Vacina para os problemas de comportamento?Notícias de Saúde

Quarta, 13 de Maio de 2015 | 52 Visualizações

E se houvesse uma "vacina" para reduzir o risco de perturbações de comportamento? Já há. Não é uma vacina mas é um projeto que promove a ‘parentalidade positiva’ e que tem vindo a apresentar resultados muito “positivos”, como considera Filomena Gaspar, uma das investigadoras que irá desenvolver o projeto em Portugal.

O programa ‘Anos Incríveis’, aplicado há 40 anos nos Estados Unidos da América e replicado noutros países vai chegar a Portugal. Filomena Gaspar e Maria João Seabra Santos, investigadoras da Faculdade de Psicologia e Ciências da Educação da Universidade de Coimbra, obtiveram financiamento europeu no valor de 295 mil euros para aplicar o programa no distrito.

O programa será aplicado em 60 jardins-de-infância e alguns centros de saúde do distrito de Coimbra. Crianças em desvantagem social e económica serão prioritárias. Os pais também serão envolvidos no programa.

Entre os três e os seis anos cerca de 5% das crianças apresentam sintomas clínicos de perturbações de comportamento. Nas famílias com problemas sociais e económicos a percentagem dispara para os 20%, com a agravante de ser muito provável que se venham a traduzir em problemas sérios, como recorda o Público de hoje.

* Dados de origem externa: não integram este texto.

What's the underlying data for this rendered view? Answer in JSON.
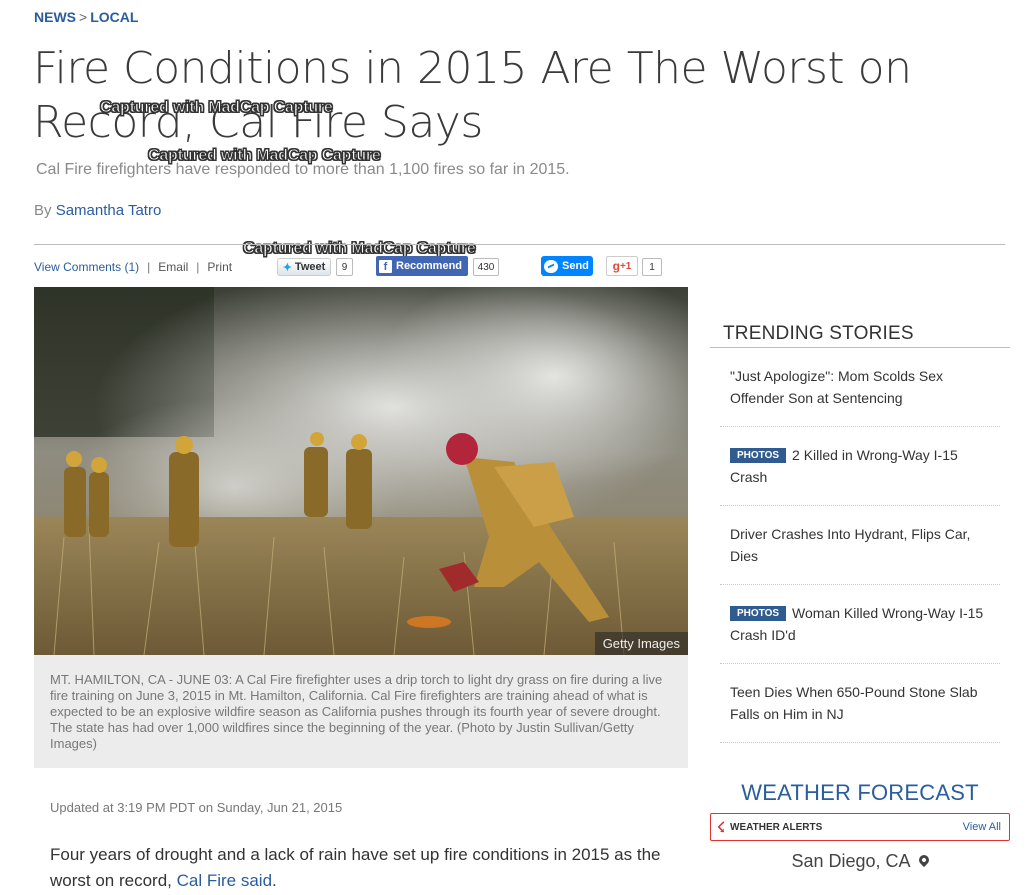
{
  "breadcrumb": {
    "news": "NEWS",
    "separator": ">",
    "local": "LOCAL"
  },
  "article": {
    "headline": "Fire Conditions in 2015 Are The Worst on Record, Cal Fire Says",
    "subhead": "Cal Fire firefighters have responded to more than 1,100 fires so far in 2015.",
    "byline_prefix": "By",
    "author": "Samantha Tatro",
    "photo_credit": "Getty Images",
    "caption": "MT. HAMILTON, CA - JUNE 03: A Cal Fire firefighter uses a drip torch to light dry grass on fire during a live fire training on June 3, 2015 in Mt. Hamilton, California. Cal Fire firefighters are training ahead of what is expected to be an explosive wildfire season as California pushes through its fourth year of severe drought. The state has had over 1,000 wildfires since the beginning of the year. (Photo by Justin Sullivan/Getty Images)",
    "updated": "Updated at 3:19 PM PDT on Sunday, Jun 21, 2015",
    "body_text": "Four years of drought and a lack of rain have set up fire conditions in 2015 as the worst on record,",
    "body_link": "Cal Fire said",
    "body_end": "."
  },
  "share": {
    "view_comments": "View Comments (1)",
    "email": "Email",
    "print": "Print",
    "pipe": "|",
    "tweet_label": "Tweet",
    "tweet_count": "9",
    "fb_label": "Recommend",
    "fb_count": "430",
    "messenger_label": "Send",
    "gplus_label": "+1",
    "gplus_count": "1"
  },
  "watermarks": [
    "Captured with MadCap Capture",
    "Captured with MadCap Capture",
    "Captured with MadCap Capture"
  ],
  "trending": {
    "title": "TRENDING STORIES",
    "items": [
      {
        "badge": "",
        "text": "\"Just Apologize\": Mom Scolds Sex Offender Son at Sentencing"
      },
      {
        "badge": "PHOTOS",
        "text": "2 Killed in Wrong-Way I-15 Crash"
      },
      {
        "badge": "",
        "text": "Driver Crashes Into Hydrant, Flips Car, Dies"
      },
      {
        "badge": "PHOTOS",
        "text": "Woman Killed Wrong-Way I-15 Crash ID'd"
      },
      {
        "badge": "",
        "text": "Teen Dies When 650-Pound Stone Slab Falls on Him in NJ"
      }
    ]
  },
  "weather": {
    "title": "WEATHER FORECAST",
    "alerts_label": "WEATHER ALERTS",
    "view_all": "View All",
    "location": "San Diego, CA"
  },
  "colors": {
    "link": "#2a5d9e",
    "badge": "#2f5b91",
    "alert": "#dd3333",
    "facebook": "#4267b2",
    "messenger": "#0084ff"
  }
}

Como nos vários países onde o programa foi aplicado, também em Portugal, como defendem as investigadoras responsáveis pelo projeto em Coimbra, é possível obter melhorias comportamentais promovendo aquilo a que se chama a ‘parentalidade positiva’. Isto pode traduzir-se, na prática, na aplicação de forma consistente e persistente, como explica Filomena Gaspar, de estratégias de educação que promovem os bons comportamentos e desincentivam as atitudes de oposição, de desafio e de agressividade das crianças.

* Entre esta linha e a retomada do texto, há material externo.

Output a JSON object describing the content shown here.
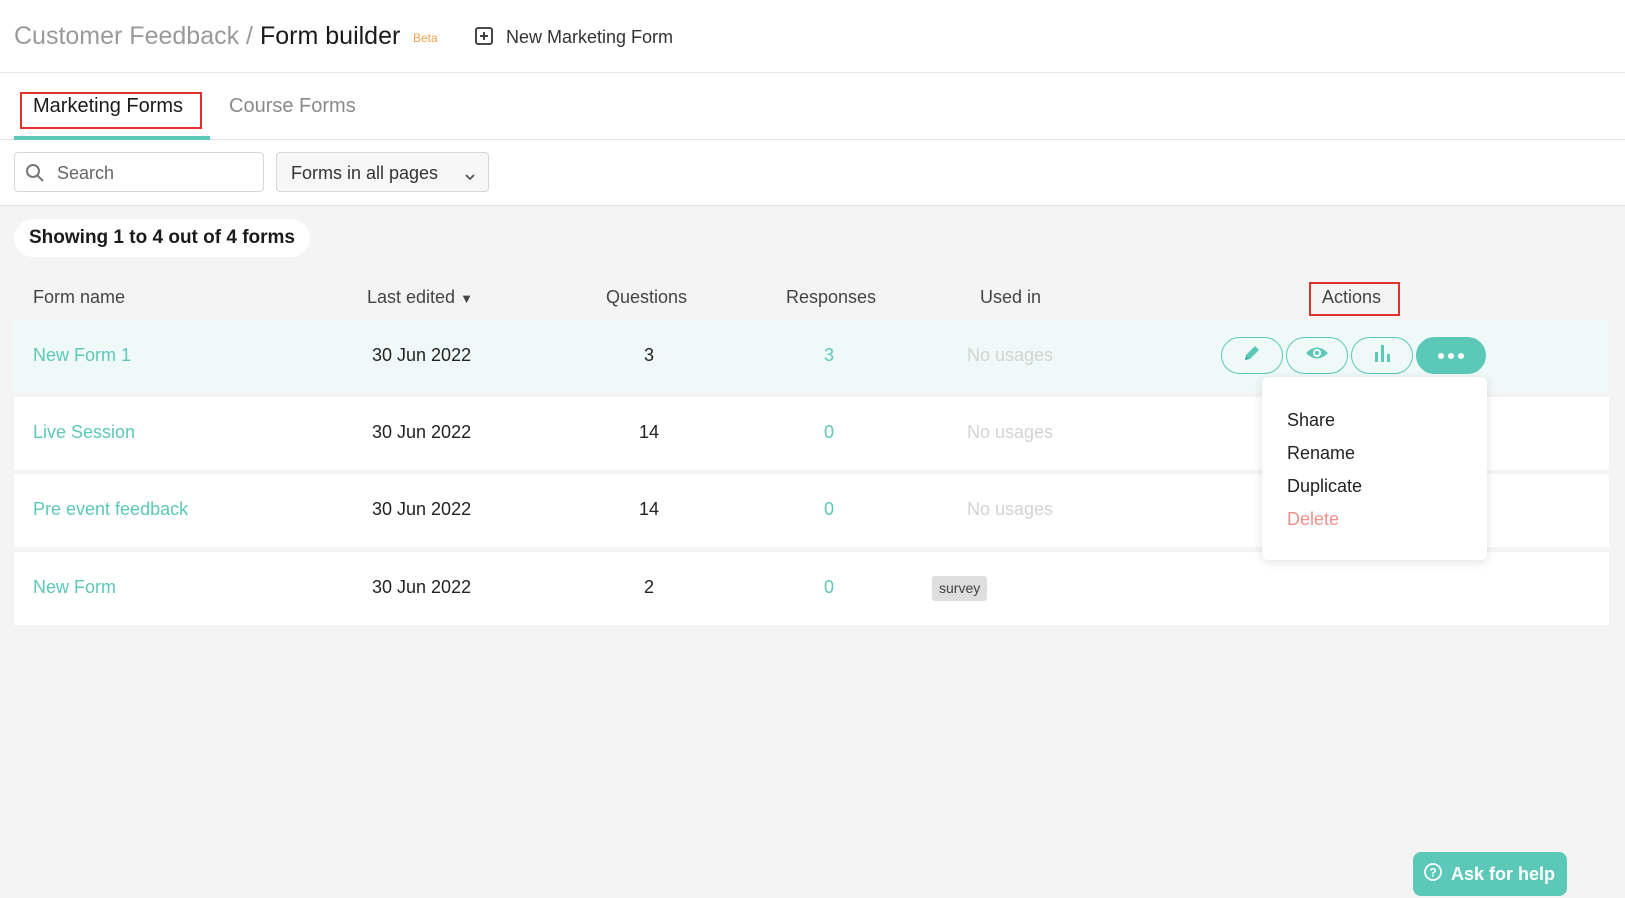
{
  "header": {
    "breadcrumb_parent": "Customer Feedback /",
    "title": "Form builder",
    "badge": "Beta",
    "new_form_label": "New Marketing Form"
  },
  "tabs": [
    {
      "label": "Marketing Forms",
      "active": true
    },
    {
      "label": "Course Forms",
      "active": false
    }
  ],
  "filters": {
    "search_placeholder": "Search",
    "scope_selected": "Forms in all pages"
  },
  "summary": "Showing 1 to 4 out of 4 forms",
  "table": {
    "headers": {
      "name": "Form name",
      "edited": "Last edited",
      "sort_indicator": "▼",
      "questions": "Questions",
      "responses": "Responses",
      "used_in": "Used in",
      "actions": "Actions"
    },
    "rows": [
      {
        "name": "New Form 1",
        "edited": "30 Jun 2022",
        "questions": "3",
        "responses": "3",
        "used_in": "No usages"
      },
      {
        "name": "Live Session",
        "edited": "30 Jun 2022",
        "questions": "14",
        "responses": "0",
        "used_in": "No usages"
      },
      {
        "name": "Pre event feedback",
        "edited": "30 Jun 2022",
        "questions": "14",
        "responses": "0",
        "used_in": "No usages"
      },
      {
        "name": "New Form",
        "edited": "30 Jun 2022",
        "questions": "2",
        "responses": "0",
        "used_in_tag": "survey"
      }
    ]
  },
  "row_actions": {
    "icons": [
      "pencil-icon",
      "eye-icon",
      "bar-chart-icon",
      "more-icon"
    ]
  },
  "dropdown_menu": {
    "items": [
      "Share",
      "Rename",
      "Duplicate",
      "Delete"
    ]
  },
  "help": {
    "label": "Ask for help"
  },
  "colors": {
    "accent": "#5cc8b8",
    "highlight_row": "#effaf8",
    "annotation_box": "#e0322d",
    "beta_badge": "#f0a04b",
    "delete": "#ef8f8a"
  }
}
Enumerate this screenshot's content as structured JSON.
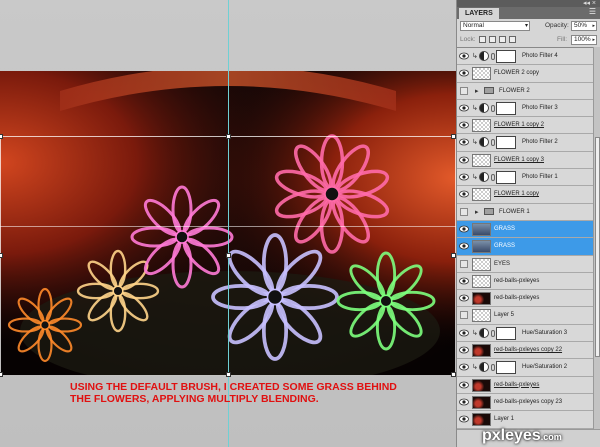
{
  "panel": {
    "tab_label": "LAYERS",
    "menu_icon": "panel-menu-icon",
    "topbar_controls": "◂◂ ×",
    "blend_mode": "Normal",
    "opacity_label": "Opacity:",
    "opacity_value": "50%",
    "lock_label": "Lock:",
    "fill_label": "Fill:",
    "fill_value": "100%"
  },
  "layers": [
    {
      "name": "Photo Filter 4",
      "type": "adjustment",
      "visible": true,
      "clipped": true
    },
    {
      "name": "FLOWER 2 copy",
      "type": "pixel",
      "visible": true,
      "thumb": "checker"
    },
    {
      "name": "FLOWER 2",
      "type": "group",
      "visible": false
    },
    {
      "name": "Photo Filter 3",
      "type": "adjustment",
      "visible": true,
      "clipped": true
    },
    {
      "name": "FLOWER 1 copy 2",
      "type": "pixel",
      "visible": true,
      "thumb": "checker",
      "underline": true
    },
    {
      "name": "Photo Filter 2",
      "type": "adjustment",
      "visible": true,
      "clipped": true
    },
    {
      "name": "FLOWER 1 copy 3",
      "type": "pixel",
      "visible": true,
      "thumb": "checker",
      "underline": true
    },
    {
      "name": "Photo Filter 1",
      "type": "adjustment",
      "visible": true,
      "clipped": true
    },
    {
      "name": "FLOWER 1 copy",
      "type": "pixel",
      "visible": true,
      "thumb": "checker",
      "underline": true
    },
    {
      "name": "FLOWER 1",
      "type": "group",
      "visible": false
    },
    {
      "name": "GRASS",
      "type": "pixel",
      "visible": true,
      "thumb": "grass",
      "selected": true
    },
    {
      "name": "GRASS",
      "type": "pixel",
      "visible": true,
      "thumb": "grass",
      "selected": true
    },
    {
      "name": "EYES",
      "type": "pixel",
      "visible": false,
      "thumb": "checker"
    },
    {
      "name": "red-balls-pxleyes",
      "type": "pixel",
      "visible": true,
      "thumb": "checker"
    },
    {
      "name": "red-balls-pxleyes",
      "type": "pixel",
      "visible": true,
      "thumb": "dark"
    },
    {
      "name": "Layer 5",
      "type": "pixel",
      "visible": false,
      "thumb": "checker"
    },
    {
      "name": "Hue/Saturation 3",
      "type": "adjustment",
      "visible": true,
      "clipped": true
    },
    {
      "name": "red-balls-pxleyes copy 22",
      "type": "pixel",
      "visible": true,
      "thumb": "dark",
      "underline": true
    },
    {
      "name": "Hue/Saturation 2",
      "type": "adjustment",
      "visible": true,
      "clipped": true
    },
    {
      "name": "red-balls-pxleyes",
      "type": "pixel",
      "visible": true,
      "thumb": "dark",
      "underline": true
    },
    {
      "name": "red-balls-pxleyes copy 23",
      "type": "pixel",
      "visible": true,
      "thumb": "dark"
    },
    {
      "name": "Layer 1",
      "type": "pixel",
      "visible": true,
      "thumb": "dark"
    }
  ],
  "caption": {
    "line1": "USING THE DEFAULT BRUSH, I CREATED SOME GRASS BEHIND",
    "line2": "THE FLOWERS, APPLYING MULTIPLY BLENDING."
  },
  "watermark": {
    "main": "pxleyes",
    "suffix": ".com"
  },
  "colors": {
    "caption": "#e01010",
    "selected_layer": "#3d9ae8",
    "guide": "#6fd0d4",
    "panel_bg": "#d6d6d6"
  },
  "flowers": [
    {
      "color": "#ff8a2a"
    },
    {
      "color": "#ffd48a"
    },
    {
      "color": "#ff7ad6"
    },
    {
      "color": "#c8c0ff"
    },
    {
      "color": "#ff6aa8"
    },
    {
      "color": "#7dff7d"
    }
  ]
}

Estas estratégias passam, entre outros, por dedicar dez minutos de “atenção positiva” às crianças, por dia e todos os dias. Neste dez minutos os pais não estão a fazer perguntas nem a ensinar mas sim a escutar os filhos e a brincar segundo as suas regras e ao seu ritmo. Esta medida “impede que elas ajam da forma que é mais frequente: tentando conquistar essa atenção [dos pais] com birras e desafiando a autoridade dos pais”, nota Filomena Gaspar.

Depois de uma série de outras estratégias que visam evitar que a criança teime em tornar-se o centro das atenções dos pais, e também dos educadores de infância, pelos maus motivos serão reforçados os comportamentos positivos, através do elogio. “Uma criança normalmente inquieta perceberá melhor o que se espera dela se os pais a elogiarem por estar algum tempo sossegada a desenhar”, exemplifica a investigadora.

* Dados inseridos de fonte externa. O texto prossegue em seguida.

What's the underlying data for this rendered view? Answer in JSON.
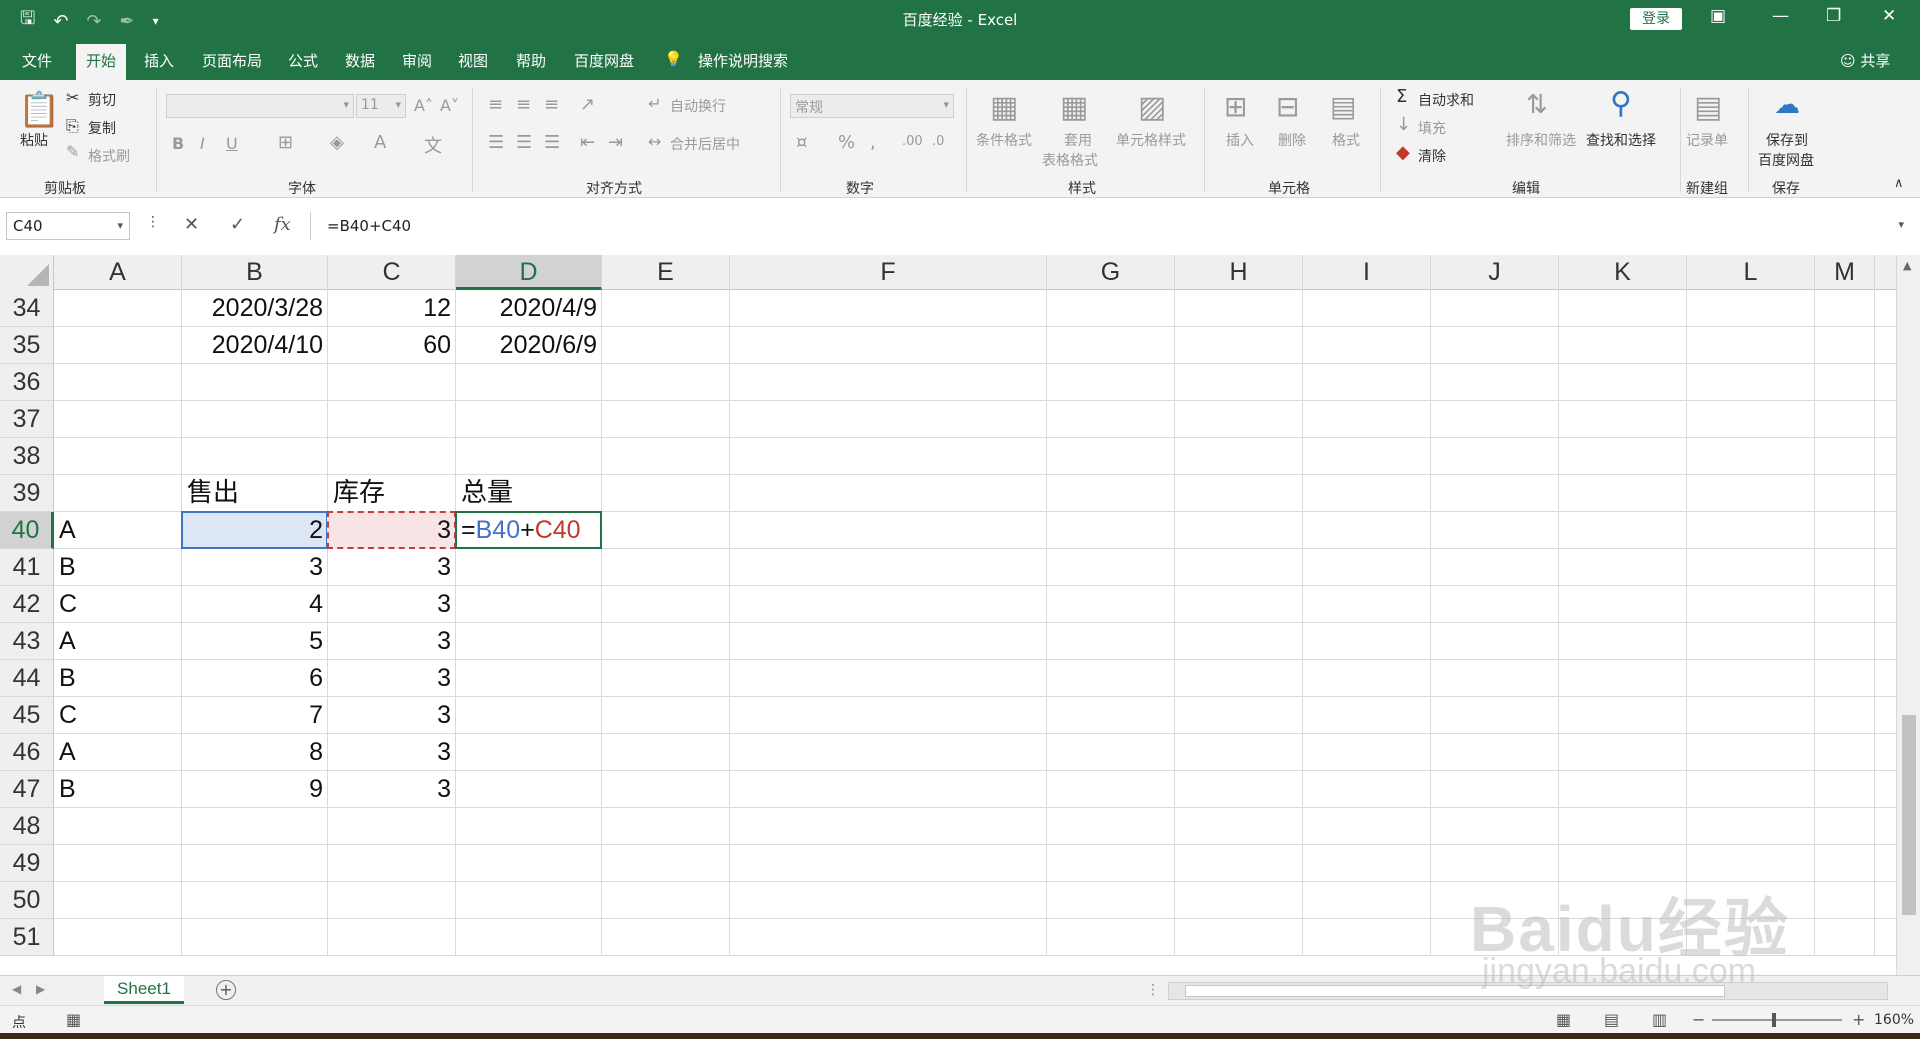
{
  "window": {
    "title": "百度经验  -  Excel",
    "login_label": "登录",
    "share_label": "共享"
  },
  "ribbon": {
    "tabs": [
      {
        "label": "文件"
      },
      {
        "label": "开始"
      },
      {
        "label": "插入"
      },
      {
        "label": "页面布局"
      },
      {
        "label": "公式"
      },
      {
        "label": "数据"
      },
      {
        "label": "审阅"
      },
      {
        "label": "视图"
      },
      {
        "label": "帮助"
      },
      {
        "label": "百度网盘"
      },
      {
        "label": "操作说明搜索"
      }
    ],
    "active_tab": "开始",
    "clipboard": {
      "paste": "粘贴",
      "cut": "剪切",
      "copy": "复制",
      "format_painter": "格式刷",
      "group_label": "剪贴板"
    },
    "font": {
      "font_size": "11",
      "group_label": "字体"
    },
    "alignment": {
      "wrap_text": "自动换行",
      "merge_center": "合并后居中",
      "group_label": "对齐方式"
    },
    "number": {
      "format": "常规",
      "group_label": "数字"
    },
    "styles": {
      "conditional": "条件格式",
      "table_format_1": "套用",
      "table_format_2": "表格格式",
      "cell_styles": "单元格样式",
      "group_label": "样式"
    },
    "cells": {
      "insert": "插入",
      "delete": "删除",
      "format": "格式",
      "group_label": "单元格"
    },
    "editing": {
      "autosum": "自动求和",
      "fill": "填充",
      "clear": "清除",
      "sort_filter": "排序和筛选",
      "find_select": "查找和选择",
      "group_label": "编辑"
    },
    "new_group": {
      "record": "记录单",
      "group_label": "新建组"
    },
    "save": {
      "save_to_1": "保存到",
      "save_to_2": "百度网盘",
      "group_label": "保存"
    }
  },
  "formula_bar": {
    "name_box": "C40",
    "formula": "=B40+C40",
    "fx_label": "fx"
  },
  "grid": {
    "columns": [
      "A",
      "B",
      "C",
      "D",
      "E",
      "F",
      "G",
      "H",
      "I",
      "J",
      "K",
      "L",
      "M"
    ],
    "selected_column": "D",
    "rows": [
      "34",
      "35",
      "36",
      "37",
      "38",
      "39",
      "40",
      "41",
      "42",
      "43",
      "44",
      "45",
      "46",
      "47",
      "48",
      "49",
      "50",
      "51"
    ],
    "selected_row": "40",
    "cells": {
      "B34": "2020/3/28",
      "C34": "12",
      "D34": "2020/4/9",
      "B35": "2020/4/10",
      "C35": "60",
      "D35": "2020/6/9",
      "B39": "售出",
      "C39": "库存",
      "D39": "总量",
      "A40": "A",
      "B40": "2",
      "C40": "3",
      "A41": "B",
      "B41": "3",
      "C41": "3",
      "A42": "C",
      "B42": "4",
      "C42": "3",
      "A43": "A",
      "B43": "5",
      "C43": "3",
      "A44": "B",
      "B44": "6",
      "C44": "3",
      "A45": "C",
      "B45": "7",
      "C45": "3",
      "A46": "A",
      "B46": "8",
      "C46": "3",
      "A47": "B",
      "B47": "9",
      "C47": "3"
    },
    "edit_cell": {
      "eq": "=",
      "ref1": "B40",
      "plus": "+",
      "ref2": "C40"
    }
  },
  "sheets": {
    "tabs": [
      "Sheet1"
    ],
    "add_label": "+"
  },
  "status": {
    "mode": "点",
    "zoom": "160%"
  },
  "watermark": {
    "text": "Baidu经验",
    "url": "jingyan.baidu.com"
  },
  "colors": {
    "excel_green": "#217346",
    "ref_blue": "#4472c4",
    "ref_red": "#c0392b"
  }
}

Neste plano de formação 'Anos Incríveis' os adultos aprendem, ainda, que devem evitar os castigos. A estratégia correta é dar às crianças a oportunidade de escolha, tempo para refletir e, depois, aplicar as consequências com firmeza, se elas optarem pelo comportamento negativo. No caso das birras, a regra é ignorar.

A investigadora realça que o programa “não é uma vacina milagrosa”, “mas tem resultados francamente positivos” que, segundo os estudos em seguimento, se mantêm ao longo dos anos e têm reflexos diretos no comportamento e indiretos em diversas áreas importantes como, por exemplo, o sucesso escolar.